Я, наверное, покраснела.
— Попробуй договориться с кийну, это он отдаёт приказы вон тому крайне невежливому облаку синего тумана, которое даже поздороваться не соизволило.
— О почтеннейшая! — из клубка дыма высунулась голова джинна, стоило мне только упрекнуть его в нарушении этикета! — Нет мне прощения! Радость от встречи с юным моим господином затмила мой старый разум, коему насчитывается уже более трёх тысяч лет. Не разрывай мне сердце своей немилостью, ибо…
— Бла-бла, бла-бла-бла! — зло прервала я джинна. — Вытаскивай из своего тумана своего юного господина, и пусть он распорядится насчёт еды, коней, оружия и всего такого. А заодно скажет, куда пропали наши беглянки, и как мы будет наказывать короля воров, деревянный кол ему в горло!
— Что ж, — ответил джинн, — последнее желание ваше исполнилось: сегодня султан Борух тайно казнил в темнице короля Артура, чтобы никто не мог сказать, что он имел равные отношения с самим Повелителем. За болтовню, хвастовство и угрозы Артуру вонзили в горло деревянный кол, смазанный ядом. Умер он мгновенно — султан Борух не всегда жесток, бывает и милосерден. Что же до остального, то Ануш, Будур и Фатима, которых вы называете «беглянками», приближаются уже на трёх белых верблюдах к старинному городу Магрибу. Их сопровождает Алладин под видом жены Будур, сына Фатимы и сестры Ануш. Ануш я научил пользоваться бесконечно двоящейся стрелой, которой не нужен лук, да и остальных есть, чем себя защитить. Что же до золота и драгоценных камней, то их Алладин получил без счёта…
— Это-то меня и тревожит. Безмозглый пацан с кучей денег на кармане и двумя красотками попадает в неизвестный город… Так обычно начинается каждый третий детектив.
— Каждый третий что?
— Неважно. Доедем до Магриба, я обязательно их отыщу.
— Безусловно, о достойнейшая!
Джинн, немного сгустившись, поклонился мне, а потом вытолкнул из синего тумана кийну, увлечённо облизывавшего рожок с мороженым — целых три шарика! — и концентрировался полностью. Видели ли вы таких бочкообразных дядек, с руками-окороками, покрытых седой шерстью на груди? Они обычно лесорубы, бармены в пивных или мясники. Вот таким выглядел и наш джинн. Лет ему, навскидку, было семьдесят, если не принимать на веру заявления про три тысячелетия. Бодрый такой дедок, на которого с ревностью посматривал Алтынбек и с интересом — Баба Яга.
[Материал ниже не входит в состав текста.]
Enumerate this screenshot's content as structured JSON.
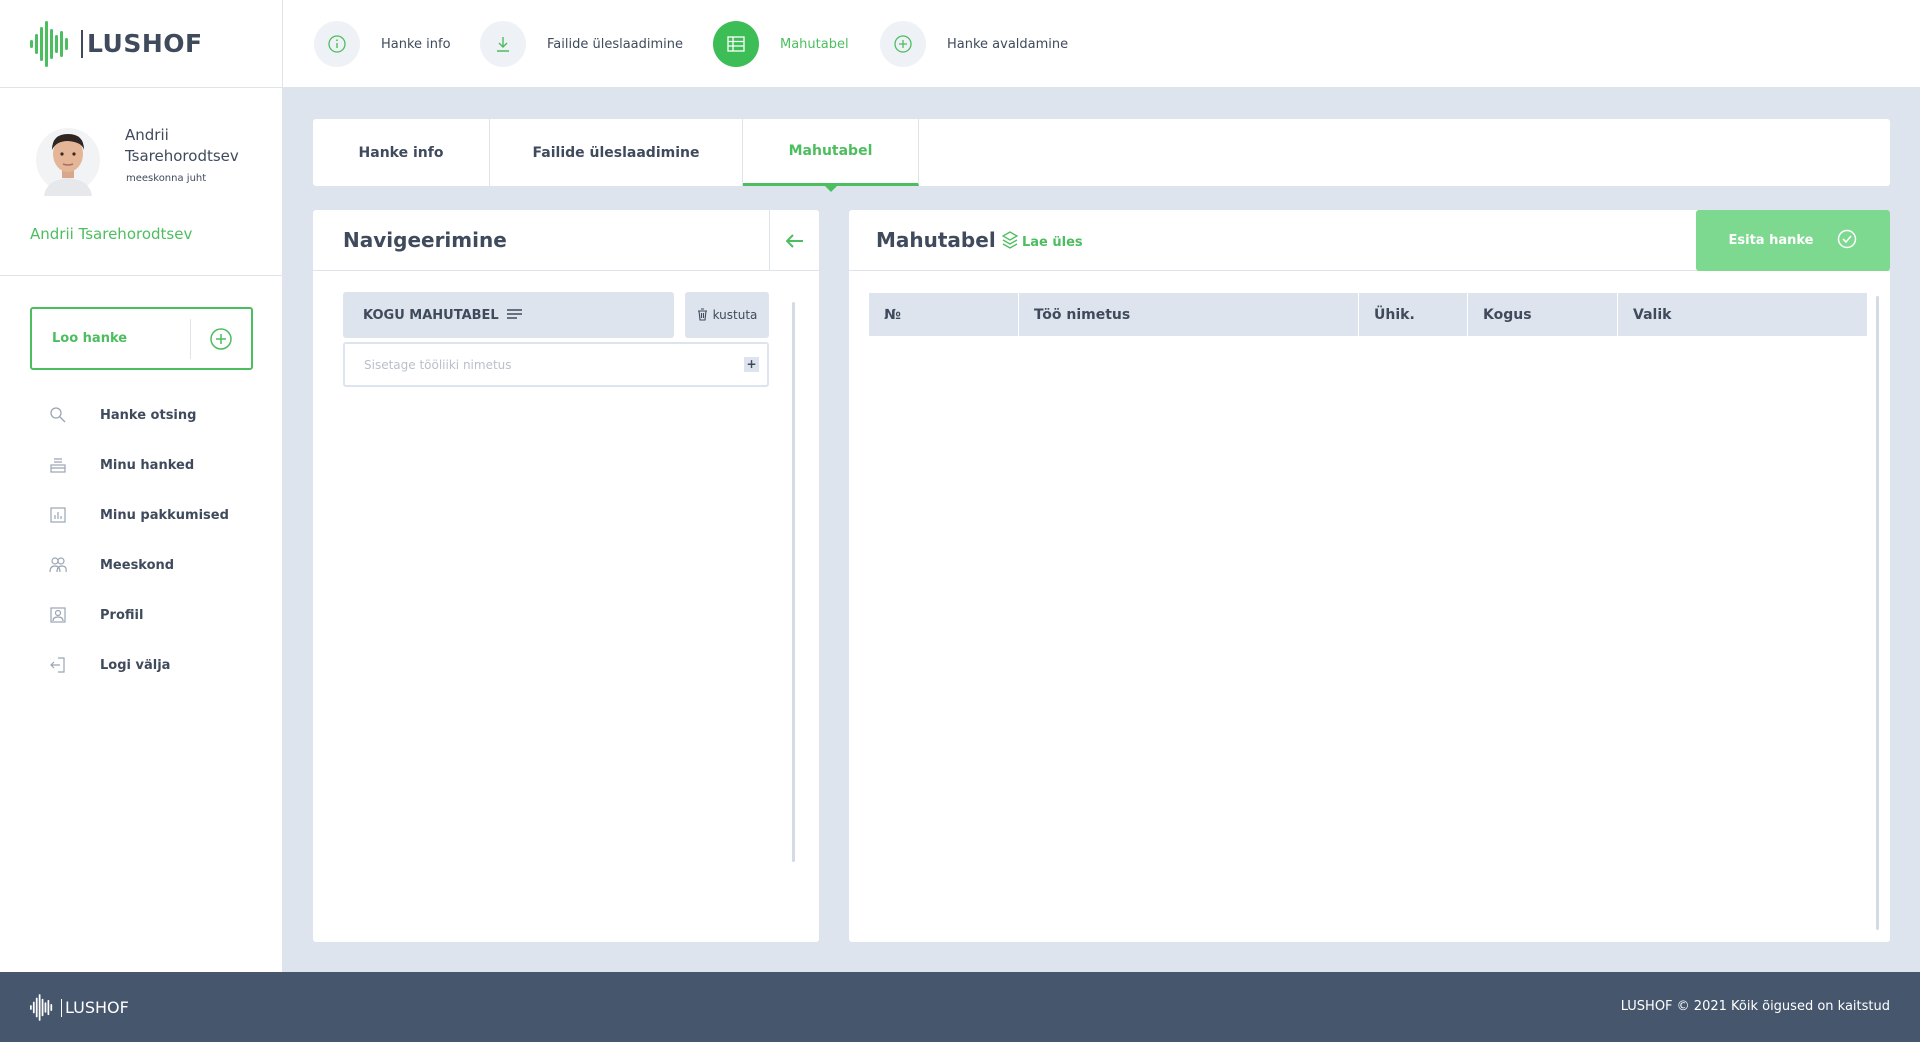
{
  "brand": {
    "name": "LUSHOF",
    "accent": "#4cbe5f"
  },
  "user": {
    "first_name": "Andrii",
    "last_name": "Tsarehorodtsev",
    "role": "meeskonna juht",
    "link_name": "Andrii Tsarehorodtsev"
  },
  "sidebar": {
    "create_label": "Loo hanke",
    "items": [
      {
        "label": "Hanke otsing",
        "icon": "search-icon"
      },
      {
        "label": "Minu hanked",
        "icon": "inbox-icon"
      },
      {
        "label": "Minu pakkumised",
        "icon": "chart-icon"
      },
      {
        "label": "Meeskond",
        "icon": "team-icon"
      },
      {
        "label": "Profiil",
        "icon": "profile-icon"
      },
      {
        "label": "Logi välja",
        "icon": "logout-icon"
      }
    ]
  },
  "steps": [
    {
      "label": "Hanke info",
      "icon": "info-icon",
      "active": false
    },
    {
      "label": "Failide üleslaadimine",
      "icon": "download-icon",
      "active": false
    },
    {
      "label": "Mahutabel",
      "icon": "table-icon",
      "active": true
    },
    {
      "label": "Hanke avaldamine",
      "icon": "plus-circle-icon",
      "active": false
    }
  ],
  "tabs": [
    {
      "label": "Hanke info"
    },
    {
      "label": "Failide üleslaadimine"
    },
    {
      "label": "Mahutabel",
      "active": true
    }
  ],
  "navigation": {
    "title": "Navigeerimine",
    "kogu_label": "KOGU MAHUTABEL",
    "delete_label": "kustuta",
    "input_placeholder": "Sisetage tööliiki nimetus",
    "input_value": ""
  },
  "table": {
    "title": "Mahutabel",
    "upload_label": "Lae üles",
    "submit_label": "Esita hanke",
    "columns": [
      "№",
      "Töö nimetus",
      "Ühik.",
      "Kogus",
      "Valik"
    ],
    "rows": []
  },
  "footer": {
    "copyright": "LUSHOF © 2021 Kõik õigused on kaitstud"
  }
}
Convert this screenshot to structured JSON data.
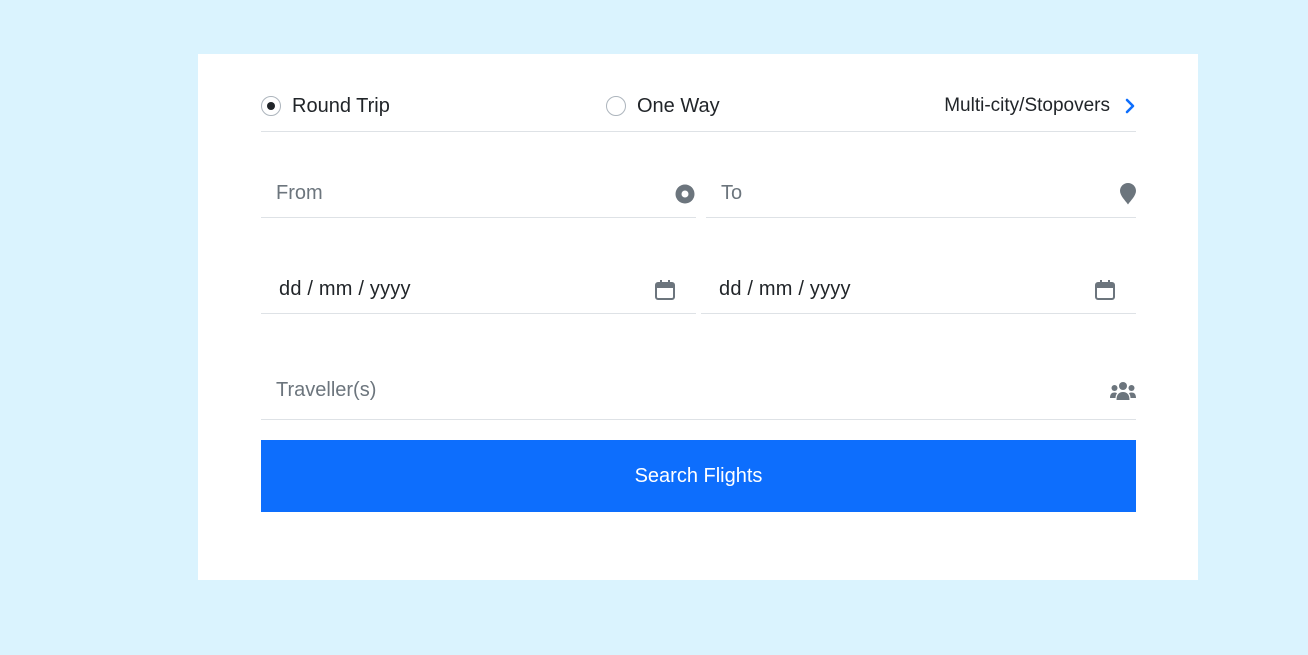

— Яга, ты поаккуратнее. Мы всё же не в романтическое путешествие едем. У нас список задач — как у двоечника зачётка, и с каждым днём — всё длиннее…
Бабка фыркнула:
— Разберусь как-нибудь. Ты тоже не образец морали, поляница. Лошадь у Поповича украла.
— Не того Поповича!
— А есть разница? Где теперь эта лошадь? Никто не знает. Трёх детишек проворонила, девку замуж продала, мужика какого-то приволокла… Нет, Илья бы не одобрил такого поведения своей дочери. Не зря он тебя зарубить пытался, видно, предчувствовал что…
Бабка перегнула палку. В глазах у меня заплясали кровавые пятна, я, за неимением меча, подняла с земли тяжёлый камень, чтобы пришибить надоедливую старуху с ядовитым языком — и тут подумала, что делаю глупость. Ведь у меня за пазухой — Двойной Клинок, который гарантированно завалит и Бабу Ягу, и Кощея Бессмертного, и Змея Горыныча. Ага! Но тут меня подвели собственные руки — видно, все страдания и приключения отняли у меня последние силы. Вместо того, чтобы размозжить Яге голову или просто кинуть камень на землю, чтобы достать Клинок, я уронила камень себе на голову.
Не знаю, сколько в нём было килограммов — наверное, с десяток. По уму, я должна была бы сломать себе шею, или вышибить мозги, но не случилось ни того, ни другого. Богатырская генетика сработала и в этот раз: я просто потеряла сознание.